Quem percorre os manuais escolares do primeiro ciclo confronta-se com vários textos que dificilmente conseguem atrair a atenção e o gosto dos mais novos por uma leitura prazerosa. O conteúdo é muitas vezes enfadonho e as perguntas nem sempre estão bem colocadas. É preciso incorporar nos manuais textos com alta ressonância na vida de todos os dias das crianças e que cruzem irreverentemente os seus interesses. Por exemplo: se elas tanto apreciam as tecnologias, poder-se-ia incorporar nos planos obras desse universo e puxar ao máximo por aquilo que sabem. E apreciam.
Também precisamos de introduzir na escola iniciativas que desenvolvam mais a leitura. A biblioteca de turma é uma excelente ideia, se integrar livros interessantes e um plano de exploração do que se lê que seja inovador, bem acompanhado e avaliado. As crianças, quando pequenas, devem sentir o prazer das palavras e o gosto pela escrita de frases que se desenvolvam em sintaxes que vão ganhando complexidade e perfeição.
Ainda que todos lhe reconheçam grande mérito, o Plano Nacional de Leitura necessita de reforço e de outra amplitude. Aproveitando tudo o que tem sido feito (que é muito!), é urgente criar novos caminhos. E envolver efetivamente os mais novos.

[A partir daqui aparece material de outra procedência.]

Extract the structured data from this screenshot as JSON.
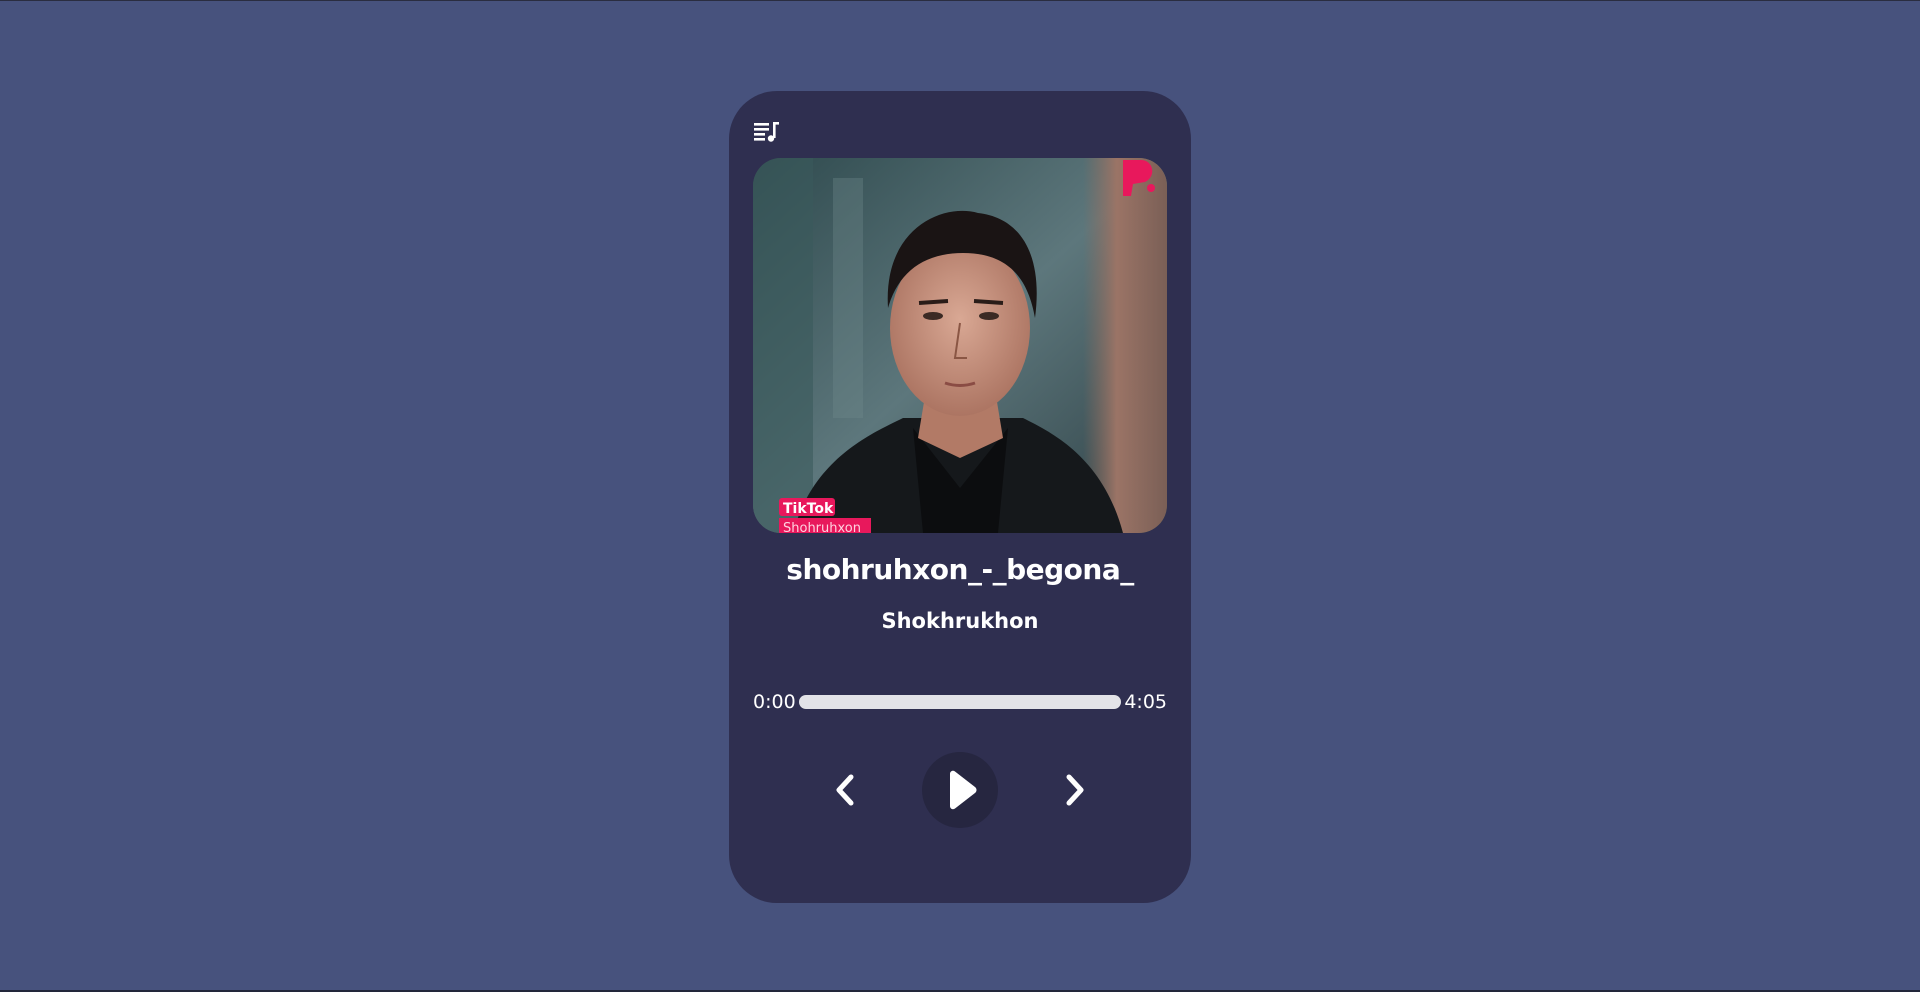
{
  "track": {
    "title": "shohruhxon_-_begona_",
    "artist": "Shokhrukhon"
  },
  "cover": {
    "badge_primary": "TikTok",
    "badge_secondary": "Shohruhxon"
  },
  "progress": {
    "current_time": "0:00",
    "total_time": "4:05",
    "fraction": 0
  },
  "icons": {
    "playlist": "playlist-music-icon",
    "prev": "chevron-left-icon",
    "play": "play-icon",
    "next": "chevron-right-icon",
    "brand": "brand-logo-icon"
  },
  "colors": {
    "background": "#47527d",
    "card": "#2f2f50",
    "play_button": "#262640",
    "accent": "#e8185c",
    "text": "#ffffff"
  }
}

Portugal dispõe de muitos escritores que dedicam as suas obras às crianças e aos jovens. Se visitarmos os escaparates dedicados a esse tipo de livros, ficamos surpreendidos com a quantidade de títulos e com a qualidade da escrita. O Ministério da Educação deveria trabalhar mais com esses autores, implicando-os em atrativos programas destinados à escrita e à leitura.
O ensino do Português tem de ser mesmo uma prioridade, porque essa aprendizagem deixará marcas para a vida toda. Quem não aprende a escrever durante o período de escolaridade, dificilmente atingirá o domínio da escrita na vida adulta. E isso evidencia-se qualquer que seja a atividade profissional. Às vezes, percebe-se até numa breve mensagem de telemóvel.
Mais do que pensar em grandes mudanças, do que mais precisamos é de regressar ao básico: dar a ler bons textos e incentivar a escrever bem. E isso deve sempre corresponder a deleitosos momentos de aprendizagem.